Misner [1] suggested kinetic theory ideas could explain the smoothing of the universe at early times. Recently [2], [3] the inverse has been investigated: the generation of Bianchi I anisotropy in cosmologies with an exact FRW geometry, again for kinetic theory reasons. At the time it was stated that more general anisotropy and inhomogeneity could be generated by the same methods. In this paper the more general case is addressed to show how the model can be produced and to identify some open questions connected with it.

Introduction

One of the major contributions Charles Misner has made to cosmology was the first serious investigation of the chaotic cosmology idea [1], namely that the universe started off in a very chaotic state and then developed (by physical processes) towards a smooth state.
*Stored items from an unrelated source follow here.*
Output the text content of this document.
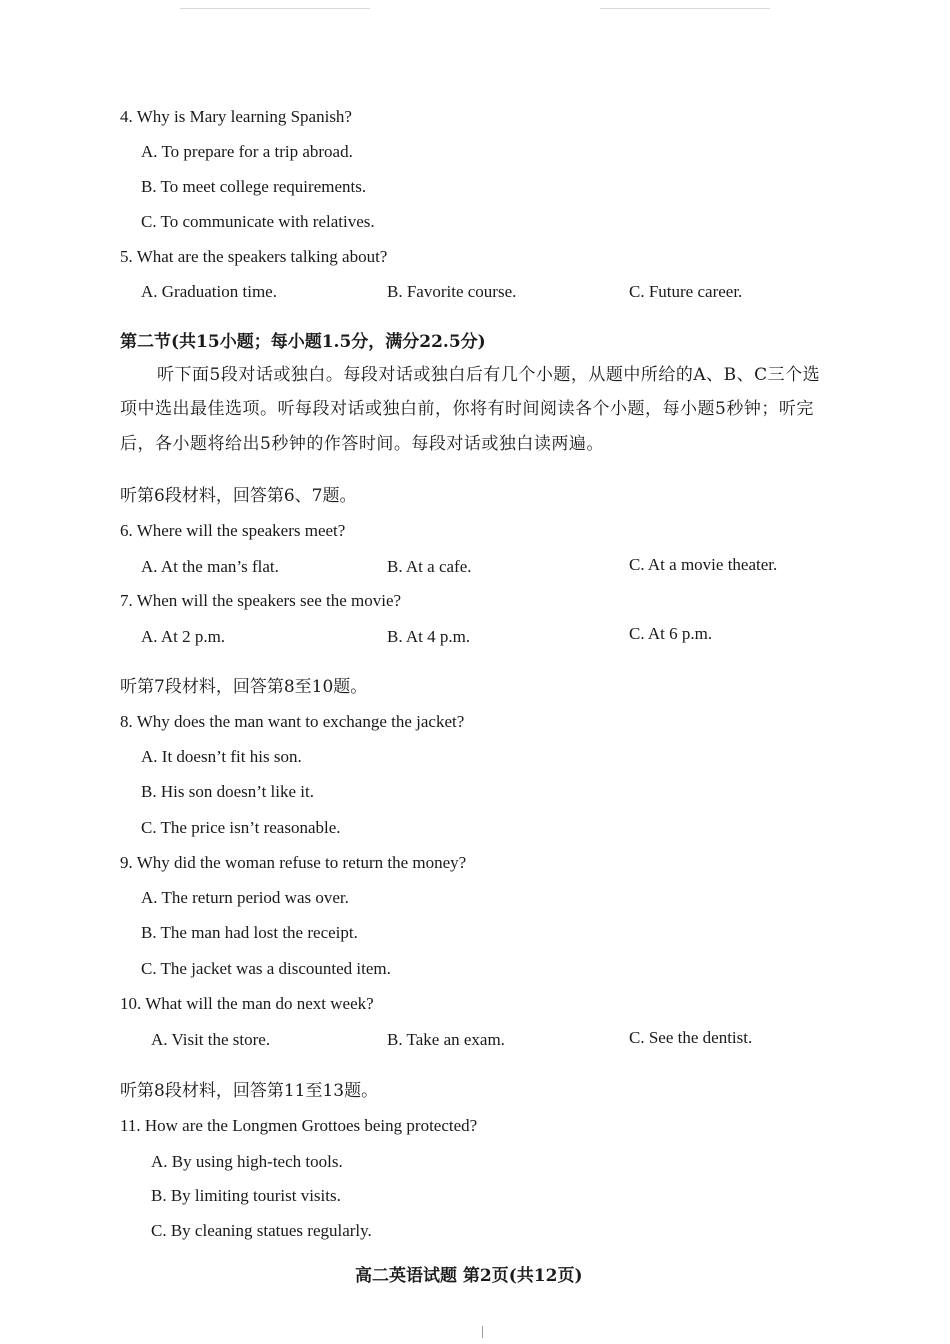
4. Why is Mary learning Spanish?
A. To prepare for a trip abroad.
B. To meet college requirements.
C. To communicate with relatives.
5. What are the speakers talking about?
A. Graduation time.	B. Favorite course.	C. Future career.
第二节(共15小题；每小题1.5分，满分22.5分)
听下面5段对话或独白。每段对话或独白后有几个小题，从题中所给的A、B、C三个选
项中选出最佳选项。听每段对话或独白前，你将有时间阅读各个小题，每小题5秒钟；听完
后，各小题将给出5秒钟的作答时间。每段对话或独白读两遍。
听第6段材料，回答第6、7题。
6. Where will the speakers meet?
A. At the man’s flat.	B. At a cafe.	C. At a movie theater.
7. When will the speakers see the movie?
A. At 2 p.m.	B. At 4 p.m.	C. At 6 p.m.
听第7段材料，回答第8至10题。
8. Why does the man want to exchange the jacket?
A. It doesn’t fit his son.
B. His son doesn’t like it.
C. The price isn’t reasonable.
9. Why did the woman refuse to return the money?
A. The return period was over.
B. The man had lost the receipt.
C. The jacket was a discounted item.
10. What will the man do next week?
A. Visit the store.	B. Take an exam.	C. See the dentist.
听第8段材料，回答第11至13题。
11. How are the Longmen Grottoes being protected?
A. By using high-tech tools.
B. By limiting tourist visits.
C. By cleaning statues regularly.
高二英语试题 第2页(共12页)
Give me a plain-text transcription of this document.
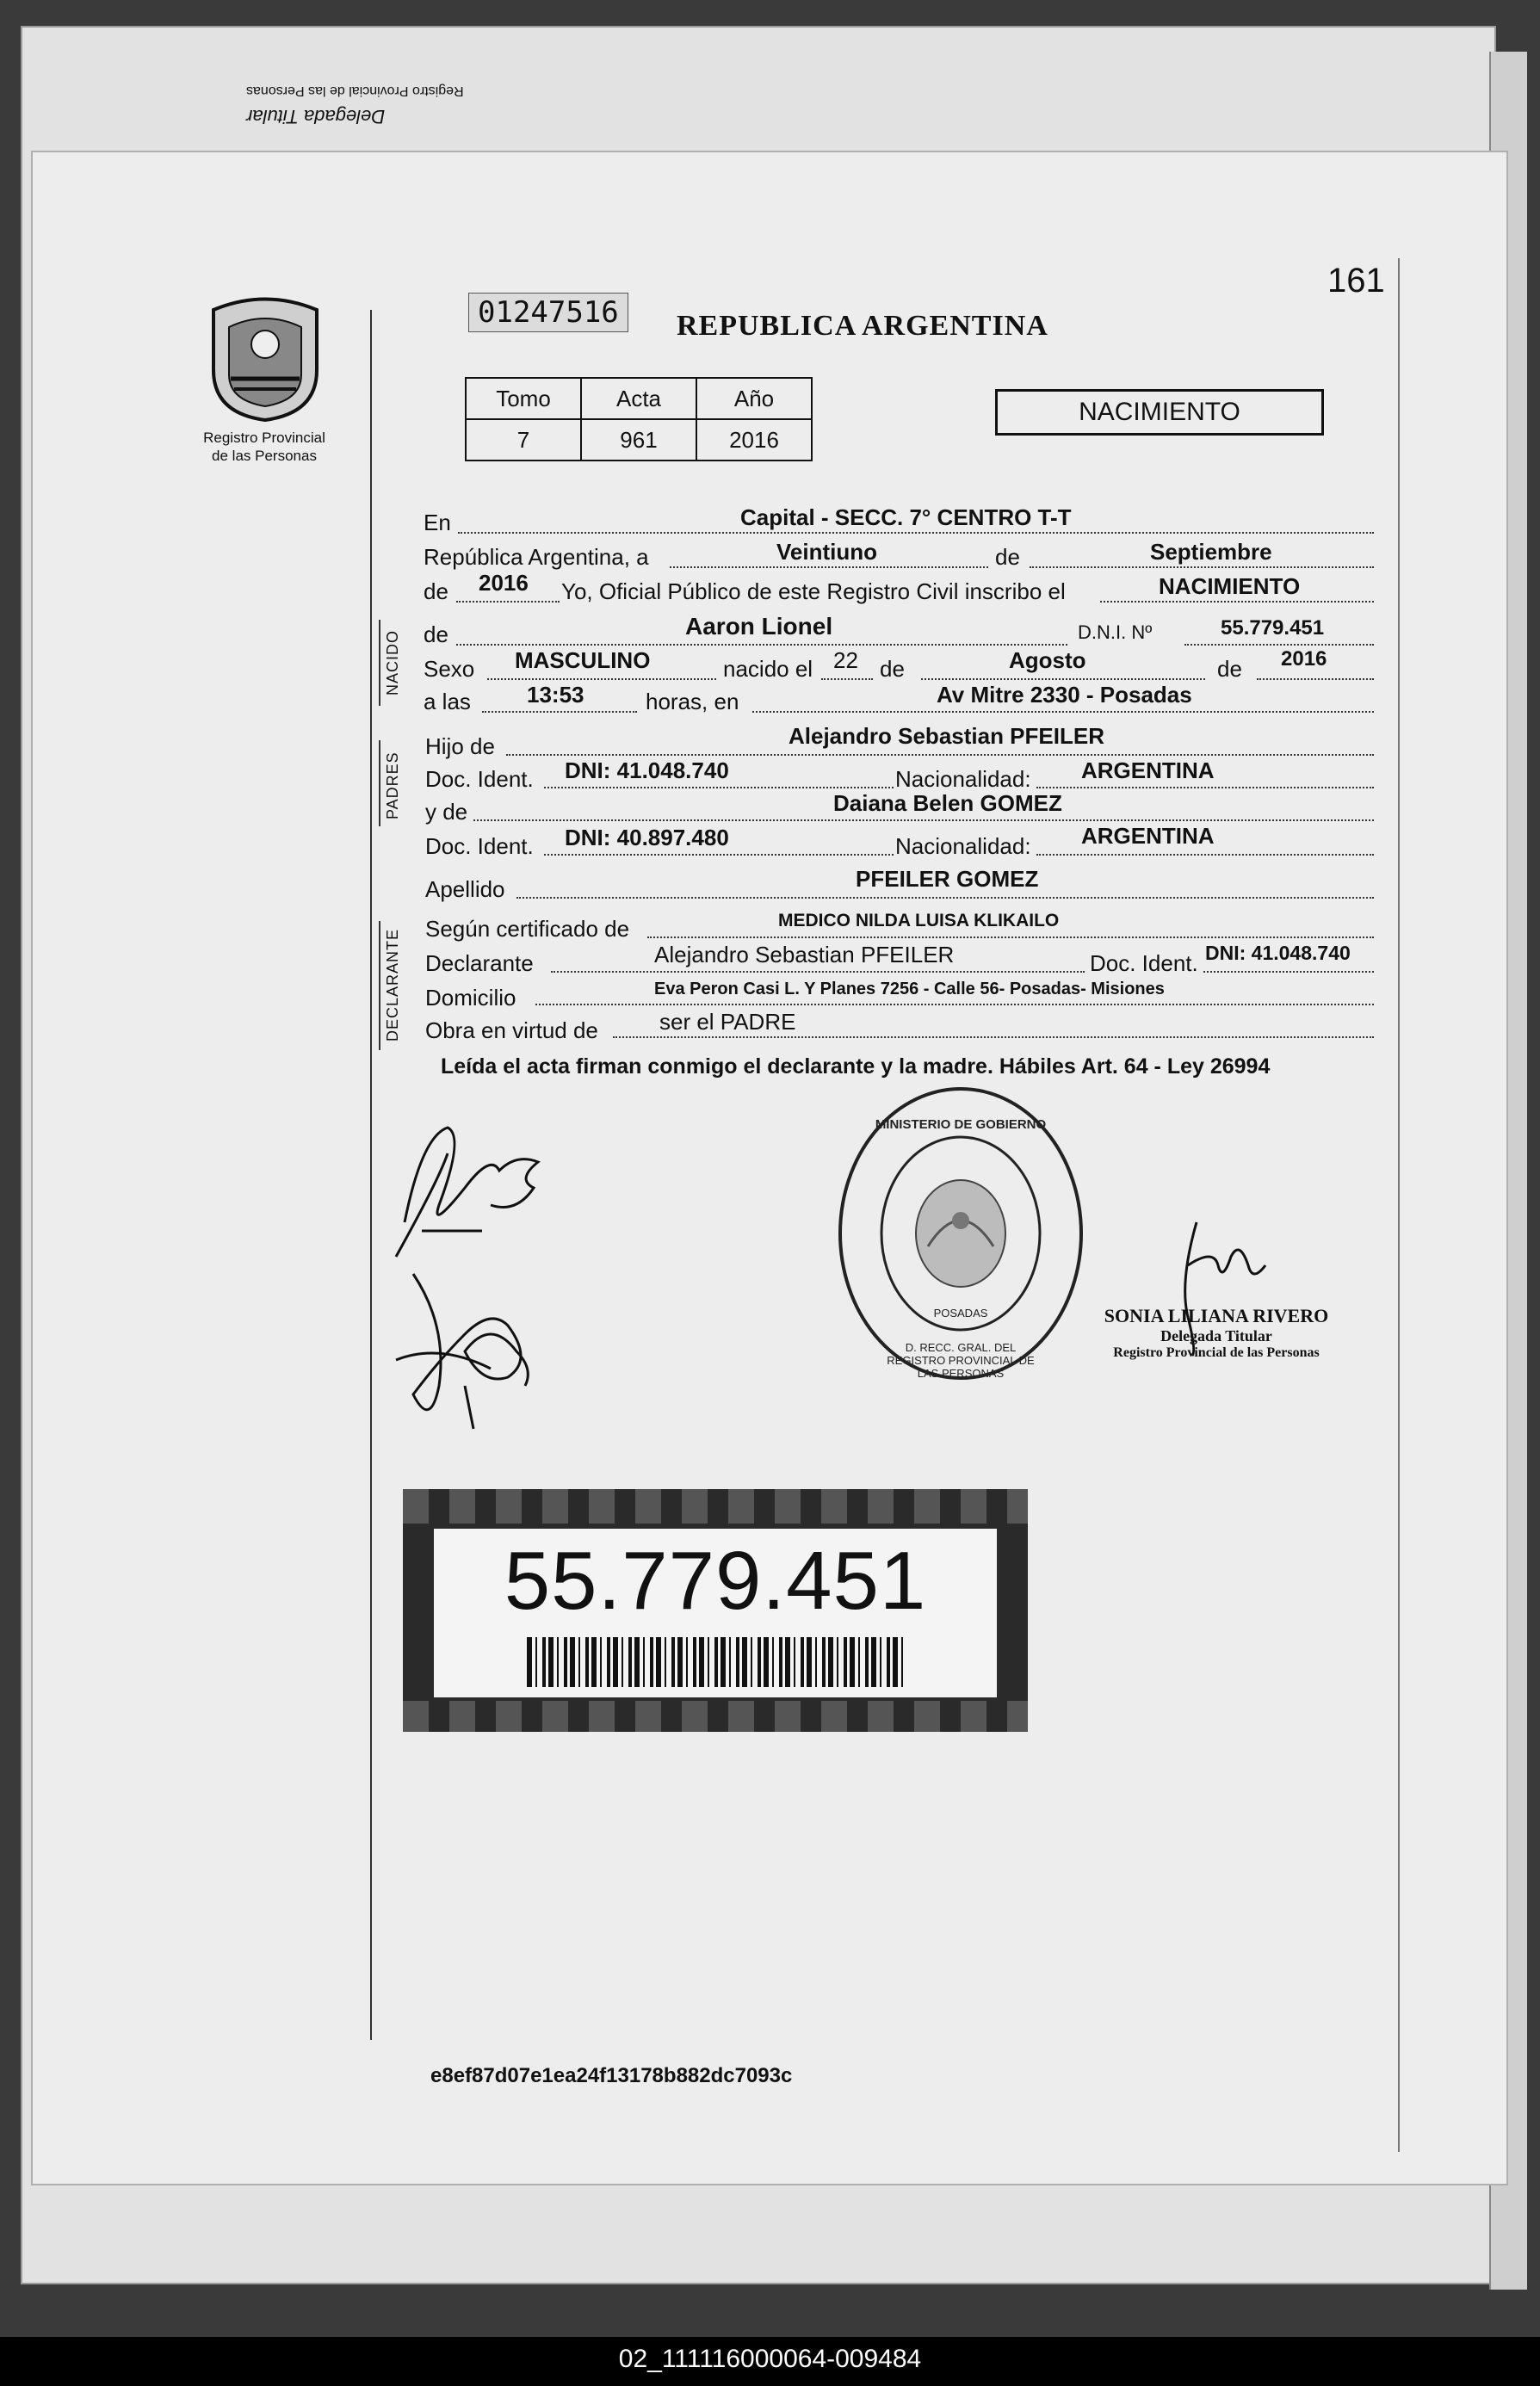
Delegada Titular
Registro Provincial de las Personas
Registro Provincial
de las Personas
161
01247516	REPUBLICA ARGENTINA
Tomo	Acta	Año
7	961	2016
NACIMIENTO
NACIDO
PADRES
DECLARANTE
En	Capital - SECC. 7° CENTRO T-T
República Argentina, a	Veintiuno	de	Septiembre
de 2016 Yo, Oficial Público de este Registro Civil inscribo el	NACIMIENTO
de	Aaron Lionel	D.N.I. Nº	55.779.451
Sexo MASCULINO	nacido el 22 de	Agosto	de 2016
a las	13:53	horas, en	Av Mitre 2330 - Posadas
Hijo de	Alejandro Sebastian PFEILER
Doc. Ident. DNI: 41.048.740	Nacionalidad: ARGENTINA
y de	Daiana Belen GOMEZ
Doc. Ident. DNI: 40.897.480	Nacionalidad: ARGENTINA
Apellido	PFEILER GOMEZ
Según certificado de	MEDICO NILDA LUISA KLIKAILO
Declarante	Alejandro Sebastian PFEILER	Doc. Ident. DNI: 41.048.740
Domicilio	Eva Peron Casi L. Y Planes 7256 - Calle 56- Posadas- Misiones
Obra en virtud de	ser el PADRE
Leída el acta firman conmigo el declarante y la madre. Hábiles Art. 64 - Ley 26994
MINISTERIO DE GOBIERNO
D. RECC. GRAL. DEL REGISTRO PROVINCIAL DE LAS PERSONAS
POSADAS	SONIA LILIANA RIVERO
Delegada Titular
Registro Provincial de las Personas
55.779.451
e8ef87d07e1ea24f13178b882dc7093c
02_111116000064-009484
This idea has since been taken up with a vengeance by the Inflationary Universe school of thought, utilising Guth's insight [4] that the vast expansion associated with the false vacuum (a scalar field) could provide the required smoothing mechanism.

The resulting theory is very interesting but perhaps over-stated [5]. In particular it does not overcome the Stewart remark [6] that no matter what smoothing mechanisms one might find there are always initial data that will lead to universes more lumpy than the observed universe (simply run the equations backwards from any considered present state to find the needed initial conditions). Furthermore entropy arguments have been adduced by Penrose [7] to suggest that the universe must have started off in a smooth state rather than the very chaotic state suggested by many inflationists.